Register the dataset with Llama Stack's Datasets API using the direct rows approach.


In [5]:
# De-register the dataset if it already exists
dataset_id = "ragas_demo_dataset"
try:
    client.datasets.unregister(dataset_id)
except Exception:
    pass

INFO:httpx:HTTP Request: DELETE https://815a5b807252.ngrok-free.app/v1/datasets/ragas_demo_dataset "HTTP/1.1 404 Not Found"


In [6]:
dataset_response = client.datasets.register(
    dataset_id=dataset_id,
    purpose="eval/question-answer",  # RAG evaluation purpose
    source={"type": "rows", "rows": evaluation_data},
    metadata={
        "provider_id": "localfs",  # seems there's a bug in datasets
        "description": "Sample RAG evaluation dataset for Ragas demo",
        "size": len(evaluation_data),
        "format": "ragas",
        "created_at": datetime.now().isoformat(),
    },
)
pprint(dataset_response)

INFO:httpx:HTTP Request: POST https://815a5b807252.ngrok-free.app/v1/datasets "HTTP/1.1 200 OK"


## Benchmark Registration

Register a benchmark that defines what metrics to use for evaluation.


In [7]:
# comment out the provider you don't want to run
benchmarks_providers = [
    ("ragas_demo_benchmark__inline", PROVIDER_ID_INLINE),
    ("ragas_demo_benchmark__remote", PROVIDER_ID_REMOTE),
]

for benchmark_id, provider_id in benchmarks_providers:
    benchmark_response = client.benchmarks.register(
        benchmark_id=benchmark_id,
        dataset_id=dataset_id,
        scoring_functions=[
            "answer_relevancy",  # How relevant is the answer to the question?
            # "context_precision",     # How precise are the retrieved contexts?
            # "faithfulness",          # How faithful is the answer to the contexts?
            # "context_recall",        # How much of the ground truth is covered by contexts?
            # "answer_correctness"  # How correct is the answer compared to ground truth?
        ],
        provider_id=provider_id,
        # metadata={
        #     "provider": "ragas",
        #     "version": "1.0",
        #     "metrics_count": len(ragas_metrics),
        #     "created_at": datetime.now().isoformat()
        # }
    )

pprint(benchmark_response)

INFO:httpx:HTTP Request: POST https://815a5b807252.ngrok-free.app/v1/eval/benchmarks "HTTP/1.1 200 OK"

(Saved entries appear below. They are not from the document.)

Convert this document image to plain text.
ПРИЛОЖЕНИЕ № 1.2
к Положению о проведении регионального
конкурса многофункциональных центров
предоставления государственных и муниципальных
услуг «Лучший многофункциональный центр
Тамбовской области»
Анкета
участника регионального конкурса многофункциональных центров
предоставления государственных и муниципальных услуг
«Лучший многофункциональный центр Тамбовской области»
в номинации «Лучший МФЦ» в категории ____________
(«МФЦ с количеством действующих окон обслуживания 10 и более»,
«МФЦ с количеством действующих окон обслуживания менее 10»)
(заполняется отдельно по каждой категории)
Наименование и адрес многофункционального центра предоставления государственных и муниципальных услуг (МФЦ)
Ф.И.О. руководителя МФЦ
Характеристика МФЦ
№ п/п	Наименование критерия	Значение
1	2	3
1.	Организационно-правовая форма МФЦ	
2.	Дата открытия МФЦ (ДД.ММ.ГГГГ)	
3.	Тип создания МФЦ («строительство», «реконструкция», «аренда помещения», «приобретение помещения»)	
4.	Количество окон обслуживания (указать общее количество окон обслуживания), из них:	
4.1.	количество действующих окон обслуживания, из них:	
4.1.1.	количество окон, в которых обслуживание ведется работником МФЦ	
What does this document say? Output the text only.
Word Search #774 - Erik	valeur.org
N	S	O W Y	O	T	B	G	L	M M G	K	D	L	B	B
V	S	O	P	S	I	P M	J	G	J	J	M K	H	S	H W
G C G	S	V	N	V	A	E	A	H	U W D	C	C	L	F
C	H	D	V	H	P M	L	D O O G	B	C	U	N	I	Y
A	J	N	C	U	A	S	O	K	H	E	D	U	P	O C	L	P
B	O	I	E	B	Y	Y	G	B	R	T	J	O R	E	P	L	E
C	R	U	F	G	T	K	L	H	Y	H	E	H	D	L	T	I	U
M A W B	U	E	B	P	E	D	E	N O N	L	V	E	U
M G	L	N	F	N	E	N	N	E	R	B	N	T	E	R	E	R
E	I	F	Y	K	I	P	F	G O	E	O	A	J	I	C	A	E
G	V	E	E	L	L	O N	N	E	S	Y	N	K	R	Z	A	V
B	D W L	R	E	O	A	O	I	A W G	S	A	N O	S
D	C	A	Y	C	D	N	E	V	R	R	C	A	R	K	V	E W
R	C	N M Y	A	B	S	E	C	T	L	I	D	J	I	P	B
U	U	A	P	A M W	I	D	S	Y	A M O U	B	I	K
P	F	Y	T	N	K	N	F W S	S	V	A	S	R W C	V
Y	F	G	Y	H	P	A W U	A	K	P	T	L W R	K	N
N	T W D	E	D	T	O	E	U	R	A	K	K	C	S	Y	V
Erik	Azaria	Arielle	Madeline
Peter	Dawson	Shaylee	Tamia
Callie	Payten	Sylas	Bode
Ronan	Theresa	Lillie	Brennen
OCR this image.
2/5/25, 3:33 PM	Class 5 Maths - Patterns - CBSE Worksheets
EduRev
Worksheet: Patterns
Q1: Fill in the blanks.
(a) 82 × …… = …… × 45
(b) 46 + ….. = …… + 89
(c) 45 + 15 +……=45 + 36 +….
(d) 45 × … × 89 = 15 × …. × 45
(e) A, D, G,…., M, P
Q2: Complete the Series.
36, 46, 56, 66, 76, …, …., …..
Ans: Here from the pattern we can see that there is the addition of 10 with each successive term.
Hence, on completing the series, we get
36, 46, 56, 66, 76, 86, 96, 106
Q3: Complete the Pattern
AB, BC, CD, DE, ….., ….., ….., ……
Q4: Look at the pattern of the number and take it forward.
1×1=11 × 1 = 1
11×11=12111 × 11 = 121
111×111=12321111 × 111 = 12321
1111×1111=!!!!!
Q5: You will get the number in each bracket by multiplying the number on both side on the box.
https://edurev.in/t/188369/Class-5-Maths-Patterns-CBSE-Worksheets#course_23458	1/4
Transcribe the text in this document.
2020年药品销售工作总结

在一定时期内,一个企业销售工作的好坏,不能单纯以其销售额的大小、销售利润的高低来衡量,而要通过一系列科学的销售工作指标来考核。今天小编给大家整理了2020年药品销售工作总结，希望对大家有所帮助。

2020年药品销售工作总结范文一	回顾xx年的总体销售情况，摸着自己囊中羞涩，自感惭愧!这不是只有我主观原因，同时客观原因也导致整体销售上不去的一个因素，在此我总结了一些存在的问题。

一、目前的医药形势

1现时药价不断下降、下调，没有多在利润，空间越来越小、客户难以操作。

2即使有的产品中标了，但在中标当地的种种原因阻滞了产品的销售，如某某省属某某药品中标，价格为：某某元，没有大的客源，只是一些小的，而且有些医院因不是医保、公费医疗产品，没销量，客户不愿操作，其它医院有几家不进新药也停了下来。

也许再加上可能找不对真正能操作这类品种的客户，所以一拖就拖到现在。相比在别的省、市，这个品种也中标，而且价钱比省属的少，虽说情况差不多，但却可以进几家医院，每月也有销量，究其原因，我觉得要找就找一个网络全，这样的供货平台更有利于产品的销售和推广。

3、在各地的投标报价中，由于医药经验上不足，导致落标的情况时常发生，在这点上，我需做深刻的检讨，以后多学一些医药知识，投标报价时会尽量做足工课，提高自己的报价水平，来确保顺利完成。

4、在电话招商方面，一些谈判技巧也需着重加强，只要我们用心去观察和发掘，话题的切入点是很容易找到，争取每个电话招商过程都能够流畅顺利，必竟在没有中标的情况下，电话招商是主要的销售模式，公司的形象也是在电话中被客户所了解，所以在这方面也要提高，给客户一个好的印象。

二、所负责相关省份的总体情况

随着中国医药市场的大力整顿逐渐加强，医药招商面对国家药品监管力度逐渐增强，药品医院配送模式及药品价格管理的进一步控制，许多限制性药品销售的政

INFO:httpx:HTTP Request: POST https://815a5b807252.ngrok-free.app/v1/eval/benchmarks "HTTP/1.1 200 OK"


In [8]:
benchmarks = client.benchmarks.list()
pprint(benchmarks)

INFO:httpx:HTTP Request: GET https://815a5b807252.ngrok-free.app/v1/eval/benchmarks "HTTP/1.1 200 OK"


## Evaluation Execution

Run the evaluation using our Ragas out-of-tree provider.


In [15]:
# Review settings in distributinon/run.yaml, eg., note that
# since we can't set the embedding model in the benchmark config,
# the embedding model is set in the distribution run.yaml file(all-MiniLM-L6-v2)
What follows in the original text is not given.